6 thoughts on “The Insanity of Peace

  1. The solution is simple.

    Allow only the brightest, most ethical, and most perfectly formed to produce children.

    Sad, and unlikely to ever happen.

    But it is the only solution.

    • Those kind of restrictions for birthing would probably leave us with only a couple of people. How would that work?

  2. Tell me, why do you have a blog? Do you seek to educate people, do you like to put your thoughts into print, or do you have a deeper reason? You make a lot of sense, but I am just curious as I truly believe that celebrity is overrated and anonymity is underrated. I rarely post my opinions on the web, but you have sparked my interest.

    • You ask good questions. I doubt any of us know the real reasons behind our actions. Possibly we can only guess at them. Many great thinkers believe the real motivation for an act lies beyond conciousness.

      I know I despise hypocrisy, and lies — and these are widespread and have done, and do, great damage. Many things are covered up that shouldn’t be. I believe even harmful truths are better than lies.

      I guess part of it is the hope that people will take a fresh look at things. I also like, as you have noted, putting my thoughts into print even though they are unlikely to have much impact. Generally speaking people want to hear what they already believe and most are not open to ideas that conflict with those beliefs. It seems illusion is anathema to most — reality hurts.

      I don’t really know what you mean about celebrity. That has no place here:)

      Let me leave off with a quote I always liked from the English philosopher Herbert Spencer. It’s in older-style English but the drift his clear. I trust this goes some way to answering what you ask:

      ‘Whoever hesitates to utter that which he thinks the highest truth, lest it should be too much in advance of the time, may reassure himself by looking at his acts from an impersonal point of view.

      Let him remember that opinion is the agency through which character adapts external arrangements to itself, and that his opinion rightly forms part of this agency — is a unit of force constituting, with other such units, the general power which works out social changes; and he will perceive that he may properly give utterance to his innermost conviction; leaving it to produce what effect it may.
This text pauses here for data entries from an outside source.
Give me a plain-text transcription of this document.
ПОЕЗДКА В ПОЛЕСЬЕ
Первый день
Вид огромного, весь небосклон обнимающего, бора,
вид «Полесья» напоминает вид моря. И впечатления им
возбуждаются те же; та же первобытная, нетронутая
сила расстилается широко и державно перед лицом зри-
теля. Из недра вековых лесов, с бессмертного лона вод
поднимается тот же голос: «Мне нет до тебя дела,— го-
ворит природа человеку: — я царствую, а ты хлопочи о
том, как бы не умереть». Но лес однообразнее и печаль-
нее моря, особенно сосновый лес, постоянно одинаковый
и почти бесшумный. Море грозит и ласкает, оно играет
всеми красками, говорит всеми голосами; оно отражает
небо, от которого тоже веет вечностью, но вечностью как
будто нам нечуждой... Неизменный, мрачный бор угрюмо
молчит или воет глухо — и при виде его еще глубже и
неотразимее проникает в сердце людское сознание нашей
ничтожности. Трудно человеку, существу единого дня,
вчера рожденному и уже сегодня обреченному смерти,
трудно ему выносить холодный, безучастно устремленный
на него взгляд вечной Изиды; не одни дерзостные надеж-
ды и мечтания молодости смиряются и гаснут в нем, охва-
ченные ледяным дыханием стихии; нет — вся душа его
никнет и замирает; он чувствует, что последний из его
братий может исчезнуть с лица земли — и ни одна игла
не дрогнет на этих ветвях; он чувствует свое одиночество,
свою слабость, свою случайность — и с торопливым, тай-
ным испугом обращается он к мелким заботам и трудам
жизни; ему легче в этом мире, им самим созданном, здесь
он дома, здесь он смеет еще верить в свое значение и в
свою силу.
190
      It is not for nothing that he has in him these sympathies with some principles and repugnance to others. He, with all his capacities, and aspirations, and beliefs, is not an accident but a product of the time. While he is a descendant of the past he is a parent of the future; and his thoughts are as children born to him, which he may not carelessly let die.

      Like every other man he may properly consider himself as one of the myriad agencies through whom works the Unknown Cause; and when the Unknown Cause produces in him a certain belief, he is thereby authorized to profess and act out that belief…Not as adventitious therefore will the wise man regard the faith that is in him.

      The highest truth he sees he will fearlessly utter; knowing that, let what may come of it, he is playing his right part in the world, knowing that if he can effect the change he aims at–well; if not–well also; though not so well.’